One of my favorite things to cook is rack of lamb. It wows the crowd and -shh- between you and me, it's pretty easy.
Buy your rack of lamb "frenched" and with the chine bone cut. Frenched means the meat is trimmed from the bone ends. The chine bone connects the chops and having it cut means the chops are separate, so you can cut them apart after they're cooked. A full-service butcher department will do these things for you and many packaged racks (such as the vacuum-packed racks from New Zealand) will be prepared this way.
American and New Zealand lamb are both good. American lamb is usually bigger.
Ask the butcher to trim excess fat and the silver skin. If you have to do this yourself, it's not too hard. Begin by trimming most of the fat. You will see a strip of meat with more fat underneath. Trim all of this, saving the removed meat for another purpose. You'll see a tough skin under the fat, called the silver skin. Remove as much of that as you can.
Set the oven to 425 degrees.
Heat a heavy, ovenproof skillet on the stove. (At 425, this means a metal handled skillet). Add a few tablespoons of oil and sear the rack, starting with the meatiest side (where you trimmed the fat), about 5 minutes a side.
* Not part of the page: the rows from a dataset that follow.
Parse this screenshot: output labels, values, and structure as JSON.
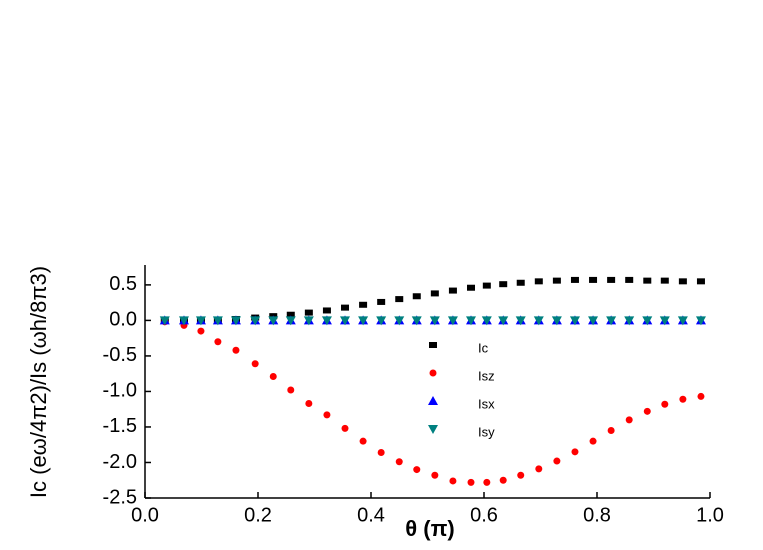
{
  "chart_data": {
    "type": "scatter",
    "xlabel": "θ (π)",
    "ylabel": "Ic (eω/4π2)/Is (ωh/8π3)",
    "x": [
      0.035,
      0.069,
      0.099,
      0.129,
      0.161,
      0.195,
      0.227,
      0.258,
      0.29,
      0.322,
      0.354,
      0.386,
      0.418,
      0.45,
      0.481,
      0.513,
      0.545,
      0.577,
      0.605,
      0.634,
      0.665,
      0.697,
      0.729,
      0.761,
      0.793,
      0.825,
      0.857,
      0.889,
      0.92,
      0.952,
      0.984
    ],
    "series": [
      {
        "name": "Ic",
        "color": "#000000",
        "marker": "square",
        "values": [
          0,
          0,
          0,
          0.01,
          0.02,
          0.04,
          0.06,
          0.08,
          0.11,
          0.14,
          0.18,
          0.22,
          0.26,
          0.3,
          0.34,
          0.38,
          0.42,
          0.46,
          0.49,
          0.51,
          0.53,
          0.55,
          0.56,
          0.57,
          0.57,
          0.57,
          0.57,
          0.56,
          0.56,
          0.55,
          0.55
        ]
      },
      {
        "name": "Isz",
        "color": "#ff0000",
        "marker": "circle",
        "values": [
          -0.02,
          -0.07,
          -0.15,
          -0.3,
          -0.42,
          -0.61,
          -0.79,
          -0.98,
          -1.17,
          -1.33,
          -1.52,
          -1.7,
          -1.86,
          -1.99,
          -2.1,
          -2.18,
          -2.26,
          -2.28,
          -2.28,
          -2.25,
          -2.18,
          -2.09,
          -1.98,
          -1.85,
          -1.7,
          -1.55,
          -1.4,
          -1.28,
          -1.18,
          -1.11,
          -1.07
        ]
      },
      {
        "name": "Isx",
        "color": "#0000ff",
        "marker": "triangle-up",
        "values": [
          0,
          0,
          0,
          0,
          0,
          0,
          0,
          0,
          0,
          0,
          0,
          0,
          0,
          0,
          0,
          0,
          0,
          0,
          0,
          0,
          0,
          0,
          0,
          0,
          0,
          0,
          0,
          0,
          0,
          0,
          0
        ]
      },
      {
        "name": "Isy",
        "color": "#008080",
        "marker": "triangle-down",
        "values": [
          0,
          0,
          0,
          0,
          0,
          0,
          0,
          0,
          0,
          0,
          0,
          0,
          0,
          0,
          0,
          0,
          0,
          0,
          0,
          0,
          0,
          0,
          0,
          0,
          0,
          0,
          0,
          0,
          0,
          0,
          0
        ]
      }
    ],
    "xlim": [
      0,
      1
    ],
    "xticks": [
      {
        "value": 0,
        "label": "0.0"
      },
      0.2,
      0.4,
      0.6,
      0.8,
      {
        "value": 1,
        "label": "1.0"
      }
    ],
    "ylim": [
      -2.5,
      0.78
    ],
    "yticks": [
      {
        "value": -2.5,
        "label": "-2.5"
      },
      {
        "value": -2,
        "label": "-2.0"
      },
      {
        "value": -1.5,
        "label": "-1.5"
      },
      {
        "value": -1,
        "label": "-1.0"
      },
      {
        "value": -0.5,
        "label": "-0.5"
      },
      {
        "value": 0,
        "label": "0.0"
      },
      0.5
    ]
  }
}
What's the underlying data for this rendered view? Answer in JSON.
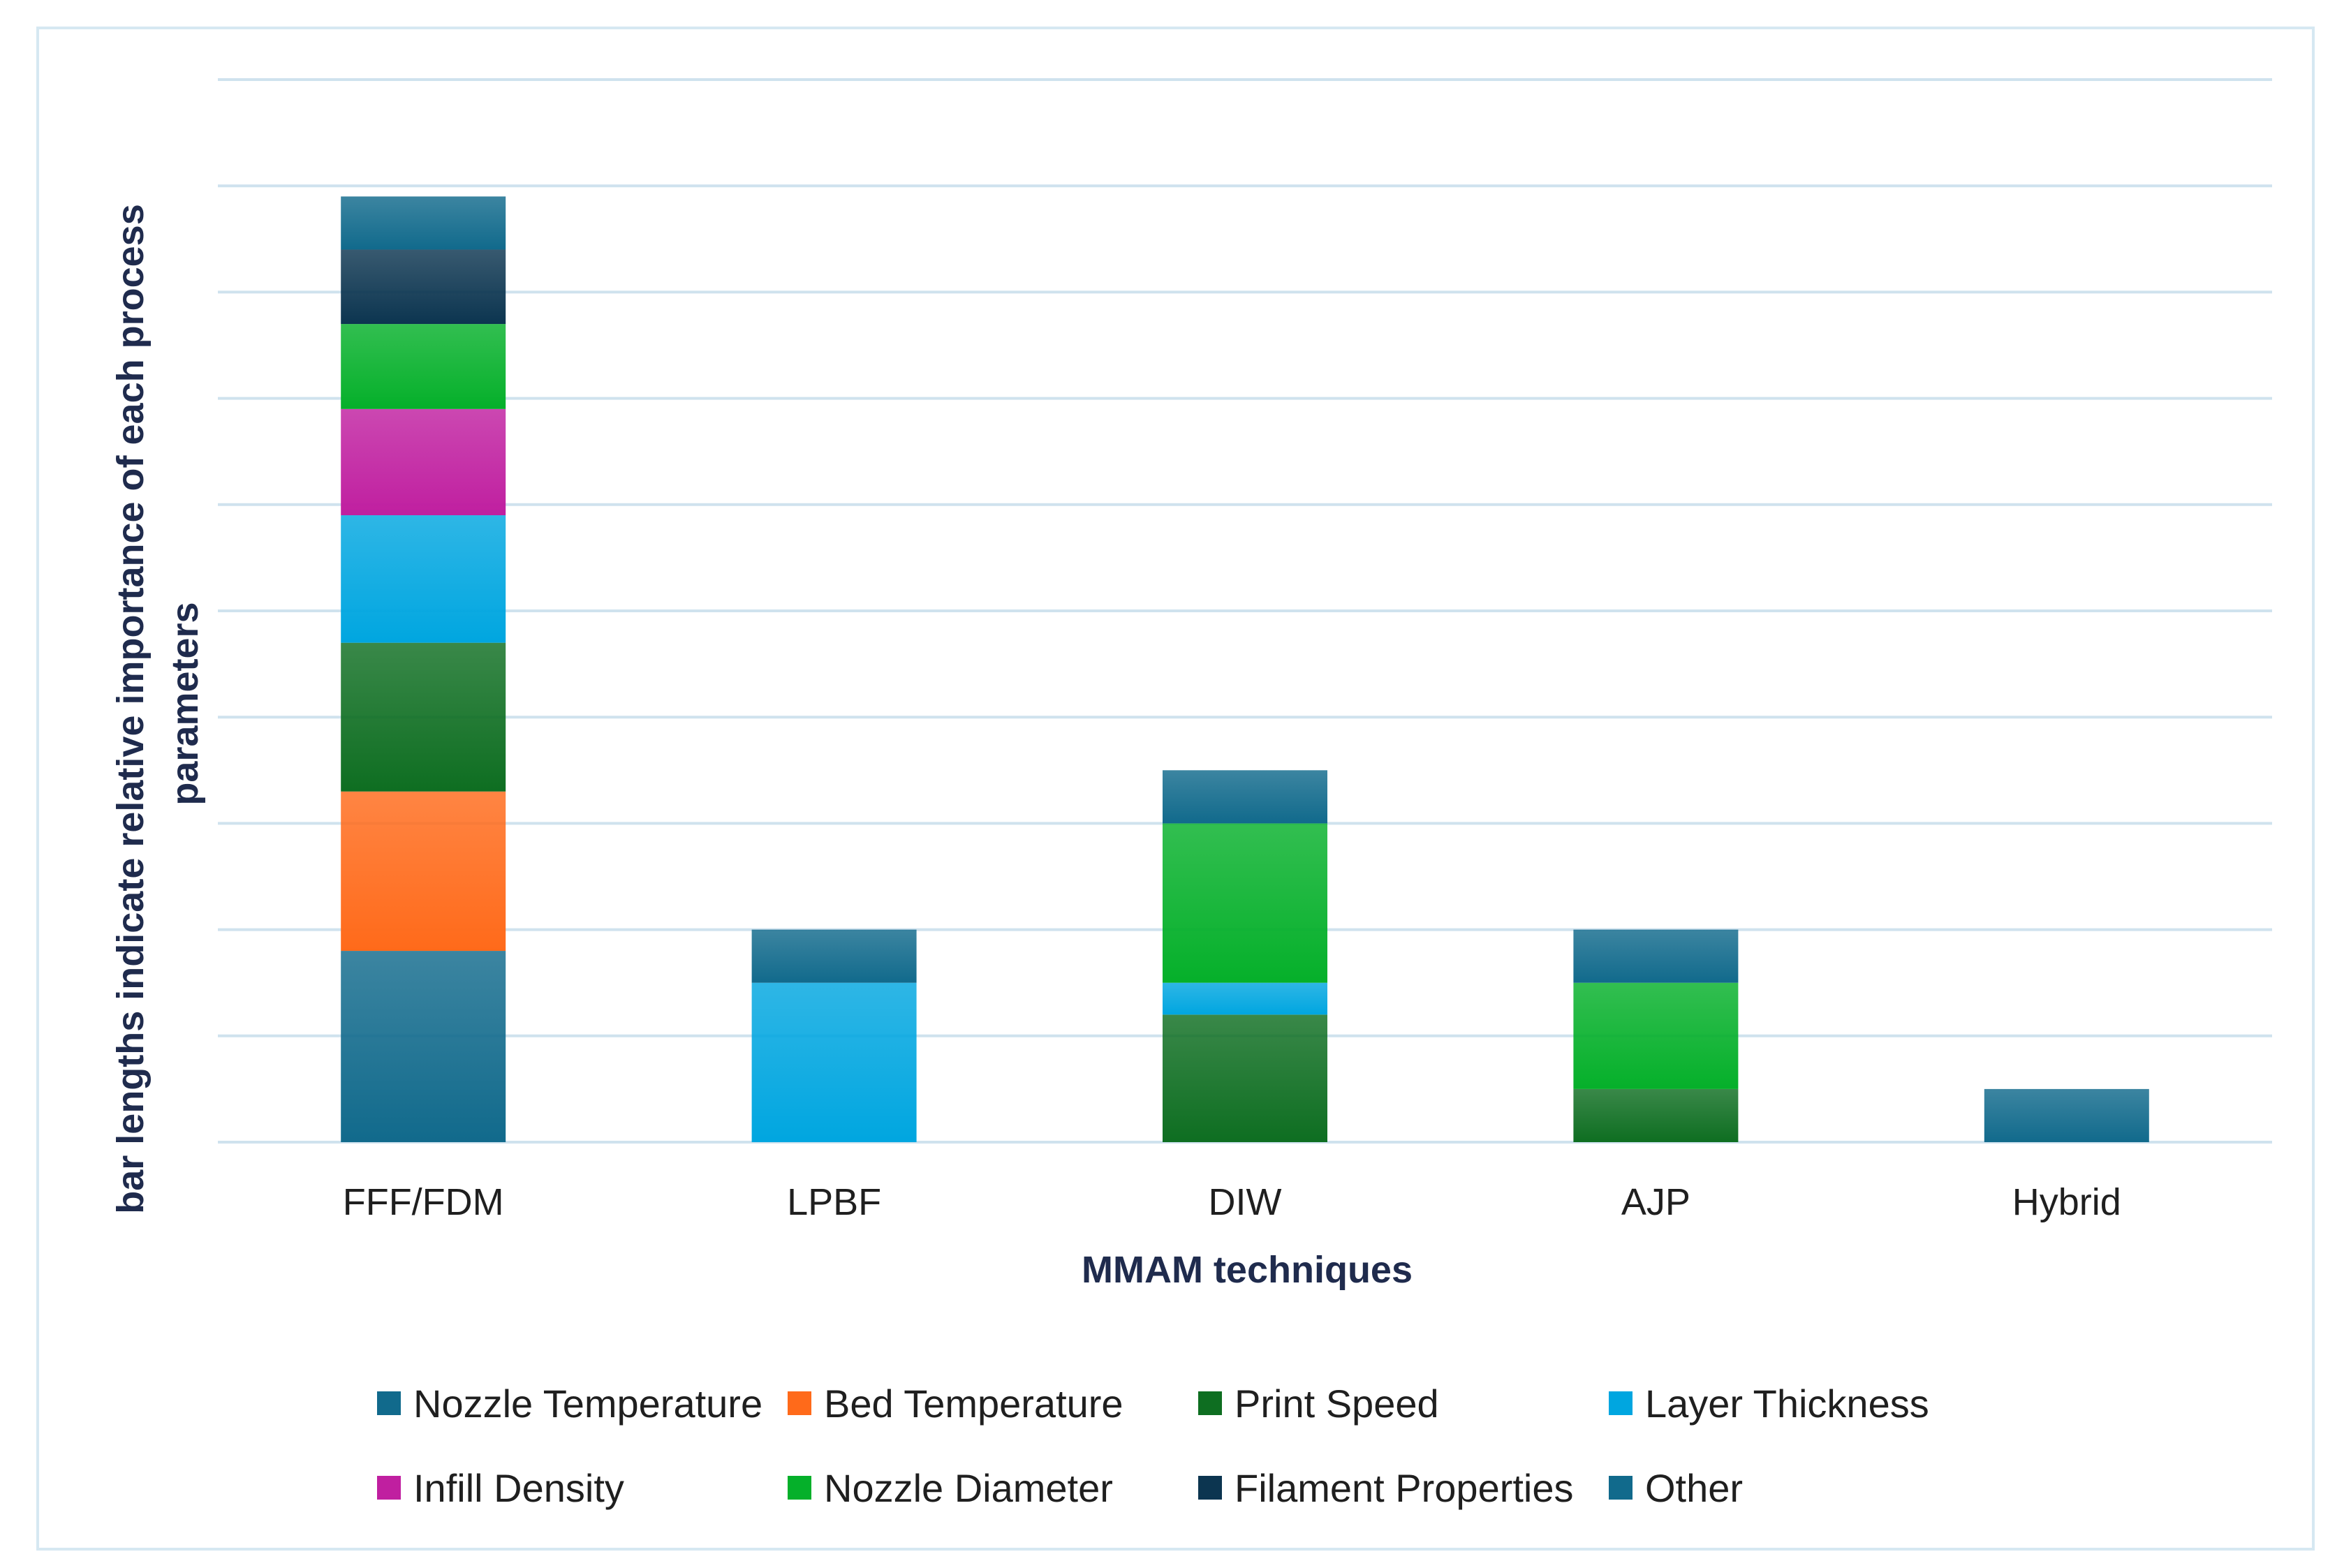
{
  "chart_data": {
    "type": "bar",
    "stacked": true,
    "title": "",
    "xlabel": "MMAM techniques",
    "ylabel_lines": [
      "bar lengths indicate relative importance of each process",
      "parameters"
    ],
    "categories": [
      "FFF/FDM",
      "LPBF",
      "DIW",
      "AJP",
      "Hybrid"
    ],
    "ylim": [
      0,
      10
    ],
    "y_tick_labels_shown": false,
    "grid": true,
    "legend_position": "bottom",
    "series": [
      {
        "name": "Nozzle Temperature",
        "color": "#116a8c",
        "values": [
          1.8,
          0,
          0,
          0,
          0
        ]
      },
      {
        "name": "Bed Temperature",
        "color": "#ff6a1a",
        "values": [
          1.5,
          0,
          0,
          0,
          0
        ]
      },
      {
        "name": "Print Speed",
        "color": "#0e6e21",
        "values": [
          1.4,
          0,
          1.2,
          0.5,
          0
        ]
      },
      {
        "name": "Layer Thickness",
        "color": "#00a6e0",
        "values": [
          1.2,
          1.5,
          0.3,
          0,
          0
        ]
      },
      {
        "name": "Infill Density",
        "color": "#c01fa0",
        "values": [
          1.0,
          0,
          0,
          0,
          0
        ]
      },
      {
        "name": "Nozzle Diameter",
        "color": "#05b02a",
        "values": [
          0.8,
          0,
          1.5,
          1.0,
          0
        ]
      },
      {
        "name": "Filament Properties",
        "color": "#0c3550",
        "values": [
          0.7,
          0,
          0,
          0,
          0
        ]
      },
      {
        "name": "Other",
        "color": "#116a8c",
        "values": [
          0.5,
          0.5,
          0.5,
          0.5,
          0.5
        ]
      }
    ]
  }
}
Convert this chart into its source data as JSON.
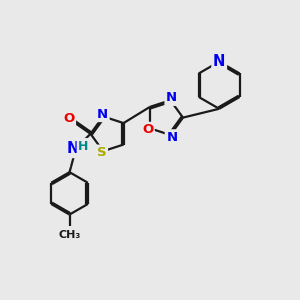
{
  "bg_color": "#e9e9e9",
  "bond_color": "#1a1a1a",
  "bond_width": 1.6,
  "dbo": 0.055,
  "atom_colors": {
    "N": "#0000ee",
    "O": "#ee0000",
    "S": "#aaaa00",
    "H": "#008888"
  },
  "fs": 10.5,
  "fig_size": [
    3.0,
    3.0
  ],
  "dpi": 100
}
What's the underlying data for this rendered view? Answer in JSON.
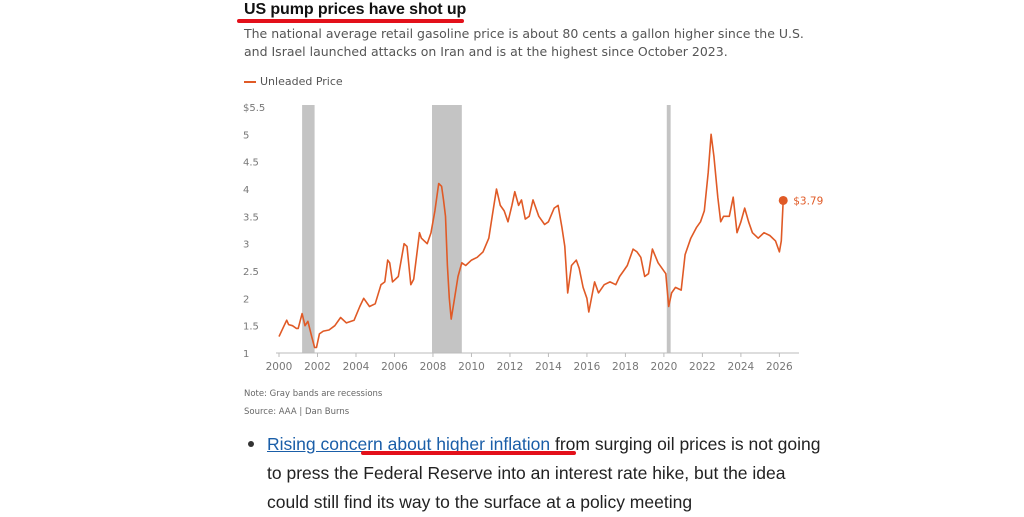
{
  "article": {
    "headline": "US pump prices have shot up",
    "subtitle": "The national average retail gasoline price is about 80 cents a gallon higher since the U.S. and Israel launched attacks on Iran and is at the highest since October 2023.",
    "note": "Note: Gray bands are recessions",
    "source": "Source: AAA | Dan Burns",
    "bullet": {
      "link_text": "Rising concern about higher inflation",
      "text": " from surging oil prices is not going to press the Federal Reserve into an interest rate hike, but the idea could still find its way to the surface at a policy meeting"
    }
  },
  "colors": {
    "line": "#e05a26",
    "recession": "#c4c4c4",
    "highlight_underline": "#e3101a",
    "link": "#1a5ea8"
  },
  "chart_data": {
    "type": "line",
    "title": "US pump prices have shot up",
    "xlabel": "",
    "ylabel": "",
    "xlim": [
      2000,
      2026.5
    ],
    "ylim": [
      1,
      5.5
    ],
    "x_ticks": [
      2000,
      2002,
      2004,
      2006,
      2008,
      2010,
      2012,
      2014,
      2016,
      2018,
      2020,
      2022,
      2024,
      2026
    ],
    "y_ticks": [
      1,
      1.5,
      2,
      2.5,
      3,
      3.5,
      4,
      4.5,
      5,
      5.5
    ],
    "y_tick_labels": [
      "1",
      "1.5",
      "2",
      "2.5",
      "3",
      "3.5",
      "4",
      "4.5",
      "5",
      "$5.5"
    ],
    "grid": false,
    "legend": "top-left",
    "recessions": [
      [
        2001.2,
        2001.85
      ],
      [
        2007.95,
        2009.5
      ],
      [
        2020.15,
        2020.35
      ]
    ],
    "series": [
      {
        "name": "Unleaded Price",
        "x": [
          2000,
          2000.2,
          2000.4,
          2000.5,
          2000.7,
          2000.9,
          2001.0,
          2001.2,
          2001.35,
          2001.5,
          2001.7,
          2001.85,
          2001.95,
          2002.1,
          2002.3,
          2002.6,
          2002.9,
          2003.2,
          2003.5,
          2003.9,
          2004.2,
          2004.4,
          2004.7,
          2005.0,
          2005.3,
          2005.5,
          2005.65,
          2005.75,
          2005.9,
          2006.2,
          2006.5,
          2006.65,
          2006.85,
          2007.0,
          2007.3,
          2007.4,
          2007.7,
          2007.9,
          2008.1,
          2008.3,
          2008.45,
          2008.55,
          2008.65,
          2008.75,
          2008.85,
          2008.95,
          2009.1,
          2009.3,
          2009.5,
          2009.7,
          2010.0,
          2010.3,
          2010.6,
          2010.9,
          2011.1,
          2011.3,
          2011.5,
          2011.7,
          2011.9,
          2012.1,
          2012.25,
          2012.45,
          2012.6,
          2012.8,
          2013.0,
          2013.2,
          2013.5,
          2013.8,
          2014.0,
          2014.3,
          2014.5,
          2014.7,
          2014.85,
          2015.0,
          2015.2,
          2015.45,
          2015.6,
          2015.8,
          2016.0,
          2016.1,
          2016.4,
          2016.6,
          2016.9,
          2017.2,
          2017.5,
          2017.7,
          2017.9,
          2018.1,
          2018.4,
          2018.6,
          2018.8,
          2019.0,
          2019.2,
          2019.4,
          2019.7,
          2019.9,
          2020.1,
          2020.25,
          2020.4,
          2020.6,
          2020.9,
          2021.1,
          2021.4,
          2021.7,
          2021.9,
          2022.1,
          2022.3,
          2022.45,
          2022.6,
          2022.8,
          2022.95,
          2023.1,
          2023.4,
          2023.6,
          2023.8,
          2024.0,
          2024.2,
          2024.4,
          2024.6,
          2024.9,
          2025.2,
          2025.5,
          2025.8,
          2026.0,
          2026.1,
          2026.2
        ],
        "values": [
          1.3,
          1.45,
          1.6,
          1.52,
          1.5,
          1.45,
          1.45,
          1.72,
          1.5,
          1.58,
          1.3,
          1.1,
          1.1,
          1.35,
          1.4,
          1.42,
          1.5,
          1.65,
          1.55,
          1.6,
          1.85,
          2.0,
          1.85,
          1.9,
          2.25,
          2.3,
          2.7,
          2.65,
          2.3,
          2.4,
          3.0,
          2.95,
          2.25,
          2.35,
          3.2,
          3.1,
          3.0,
          3.2,
          3.6,
          4.1,
          4.05,
          3.8,
          3.5,
          2.6,
          2.0,
          1.62,
          1.95,
          2.4,
          2.65,
          2.6,
          2.7,
          2.75,
          2.85,
          3.1,
          3.55,
          4.0,
          3.7,
          3.6,
          3.4,
          3.7,
          3.95,
          3.7,
          3.8,
          3.45,
          3.5,
          3.8,
          3.5,
          3.35,
          3.4,
          3.65,
          3.7,
          3.3,
          2.95,
          2.1,
          2.6,
          2.7,
          2.55,
          2.2,
          2.0,
          1.75,
          2.3,
          2.1,
          2.25,
          2.3,
          2.25,
          2.4,
          2.5,
          2.6,
          2.9,
          2.85,
          2.75,
          2.4,
          2.45,
          2.9,
          2.65,
          2.55,
          2.45,
          1.85,
          2.1,
          2.2,
          2.15,
          2.8,
          3.1,
          3.3,
          3.4,
          3.6,
          4.3,
          5.0,
          4.6,
          3.85,
          3.4,
          3.5,
          3.5,
          3.85,
          3.2,
          3.4,
          3.65,
          3.4,
          3.2,
          3.1,
          3.2,
          3.15,
          3.05,
          2.85,
          3.05,
          3.79
        ]
      }
    ],
    "annotations": [
      {
        "x": 2026.2,
        "y": 3.79,
        "label": "$3.79"
      }
    ]
  }
}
While the rack is browning, chop up some fresh rosemary, or use dried rosemary. 4 tablespoons of fresh or 2 of dried should do. Mix with about 1/4 cup of Dijon-style mustard and 2 tablespoons of brown sugar.
Smear the mustard mixture on both sides of the rack and place the pan in the oven. Cook until a meat thermometer shows an internal temperature of 130 degrees (foe medium-rare). This won't take long since you already cooked the lamb much of the way on the stove.
Remove from the oven and cover loosely with foil to let the meat rest of 10 minutes
If you are making two racks, a nice presentation is to lean the two racks against each other with the rib bones intertwined, and carve at the table. Or, you can cut the chops apart and fan out on a platter.